Oui-da, dit-elle en regardant un demi-louis d’or que je tenais ; il y a justement un petit retranchement qui n’est séparé de la chambre que par une cloison, et où je mets de vieilles hardes ; mais montez plutôt à mon grenier, vous y serez mieux.

Non, non, lui dis-je, le retranchement me suffit ; je serai plus près de Mme de Ferval, et quand l’autre la quittera, je le saurai tout d’un coup.
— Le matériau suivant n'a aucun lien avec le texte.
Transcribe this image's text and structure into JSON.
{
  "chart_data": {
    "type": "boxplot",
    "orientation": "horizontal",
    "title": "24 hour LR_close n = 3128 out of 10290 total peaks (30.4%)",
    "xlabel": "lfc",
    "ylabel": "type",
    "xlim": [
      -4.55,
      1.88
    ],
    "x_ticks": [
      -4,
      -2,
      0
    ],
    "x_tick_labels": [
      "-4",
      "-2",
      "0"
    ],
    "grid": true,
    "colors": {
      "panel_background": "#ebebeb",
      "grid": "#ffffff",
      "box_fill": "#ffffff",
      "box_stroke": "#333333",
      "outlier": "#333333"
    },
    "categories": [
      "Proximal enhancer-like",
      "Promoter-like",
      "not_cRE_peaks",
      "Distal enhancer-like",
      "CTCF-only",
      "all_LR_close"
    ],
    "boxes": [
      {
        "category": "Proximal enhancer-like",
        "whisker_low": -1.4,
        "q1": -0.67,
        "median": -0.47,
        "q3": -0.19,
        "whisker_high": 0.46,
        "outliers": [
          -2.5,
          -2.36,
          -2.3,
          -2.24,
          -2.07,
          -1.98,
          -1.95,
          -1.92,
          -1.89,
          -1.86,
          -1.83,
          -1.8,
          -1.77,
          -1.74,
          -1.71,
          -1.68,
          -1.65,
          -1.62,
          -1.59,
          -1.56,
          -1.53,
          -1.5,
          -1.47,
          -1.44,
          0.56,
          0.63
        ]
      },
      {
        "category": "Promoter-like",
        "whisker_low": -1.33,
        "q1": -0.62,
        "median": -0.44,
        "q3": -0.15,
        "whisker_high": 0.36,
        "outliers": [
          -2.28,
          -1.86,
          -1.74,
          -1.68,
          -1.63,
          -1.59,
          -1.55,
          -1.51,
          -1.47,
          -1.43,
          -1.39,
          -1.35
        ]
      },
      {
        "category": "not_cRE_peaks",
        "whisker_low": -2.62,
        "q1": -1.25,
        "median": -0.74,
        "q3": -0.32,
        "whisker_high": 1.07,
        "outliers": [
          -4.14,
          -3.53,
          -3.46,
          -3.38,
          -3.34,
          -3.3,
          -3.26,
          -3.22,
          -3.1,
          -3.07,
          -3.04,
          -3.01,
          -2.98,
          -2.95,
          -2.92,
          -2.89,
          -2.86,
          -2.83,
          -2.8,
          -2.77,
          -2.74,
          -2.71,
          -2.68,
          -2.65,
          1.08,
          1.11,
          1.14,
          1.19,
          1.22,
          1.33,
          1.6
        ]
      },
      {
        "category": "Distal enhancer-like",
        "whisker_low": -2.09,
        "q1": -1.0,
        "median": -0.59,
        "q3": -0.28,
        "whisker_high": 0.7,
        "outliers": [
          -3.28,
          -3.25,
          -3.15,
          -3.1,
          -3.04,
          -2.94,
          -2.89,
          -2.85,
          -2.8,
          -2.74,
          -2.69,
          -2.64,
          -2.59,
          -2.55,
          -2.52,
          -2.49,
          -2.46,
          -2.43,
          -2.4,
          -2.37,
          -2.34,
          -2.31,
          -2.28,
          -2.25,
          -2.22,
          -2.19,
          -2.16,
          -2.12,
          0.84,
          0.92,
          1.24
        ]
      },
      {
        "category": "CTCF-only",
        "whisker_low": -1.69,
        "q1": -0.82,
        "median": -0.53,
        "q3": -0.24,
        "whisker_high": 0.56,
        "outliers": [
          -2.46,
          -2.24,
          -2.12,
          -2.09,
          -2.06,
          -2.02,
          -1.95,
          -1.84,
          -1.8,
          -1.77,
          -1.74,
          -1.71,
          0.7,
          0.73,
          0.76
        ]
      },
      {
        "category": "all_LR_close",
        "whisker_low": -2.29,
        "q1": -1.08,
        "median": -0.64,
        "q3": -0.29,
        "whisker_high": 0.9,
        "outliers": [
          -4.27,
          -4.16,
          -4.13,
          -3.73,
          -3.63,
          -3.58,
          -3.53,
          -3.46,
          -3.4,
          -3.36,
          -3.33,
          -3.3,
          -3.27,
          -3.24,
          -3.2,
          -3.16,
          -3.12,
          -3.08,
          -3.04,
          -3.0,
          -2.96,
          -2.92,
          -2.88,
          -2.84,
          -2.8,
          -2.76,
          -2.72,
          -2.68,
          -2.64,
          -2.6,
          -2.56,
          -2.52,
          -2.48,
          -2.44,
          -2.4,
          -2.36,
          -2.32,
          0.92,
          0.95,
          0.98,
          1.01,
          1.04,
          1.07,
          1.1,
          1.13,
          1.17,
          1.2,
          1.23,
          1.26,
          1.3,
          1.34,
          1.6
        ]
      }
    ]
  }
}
Tenez, voilà ce que je vous offre, le voulez-vous ? ajoutai-je, en lui présentant mon demi-louis, non sans me reprocher un peu de le dépenser ainsi ; car voyez quel infidèle emploi de l’argent de Mme de la Vallée ! J’en étais honteux ; mais je tâchais de n’y prendre pas garde, afin d’avoir moins de tort.

Hélas ! il ne fallait pas rien pour cela, me dit la Remy en recevant ce que je lui donnais, c’est une bonté que vous avez, et je vous en suis obligée ; venez, je vais vous mener dans ce petit endroit ; mais ne faites point de bruit au moins, et marchez doucement en y allant, il n’est pas nécessaire que nos gens y entendent personne, il semblerait qu’il y aurait du mystère.

Oh ! ne craignez rien, lui dis-je, je n’y remuerai pas. Et tout en parlant nous revînmes dans la salle.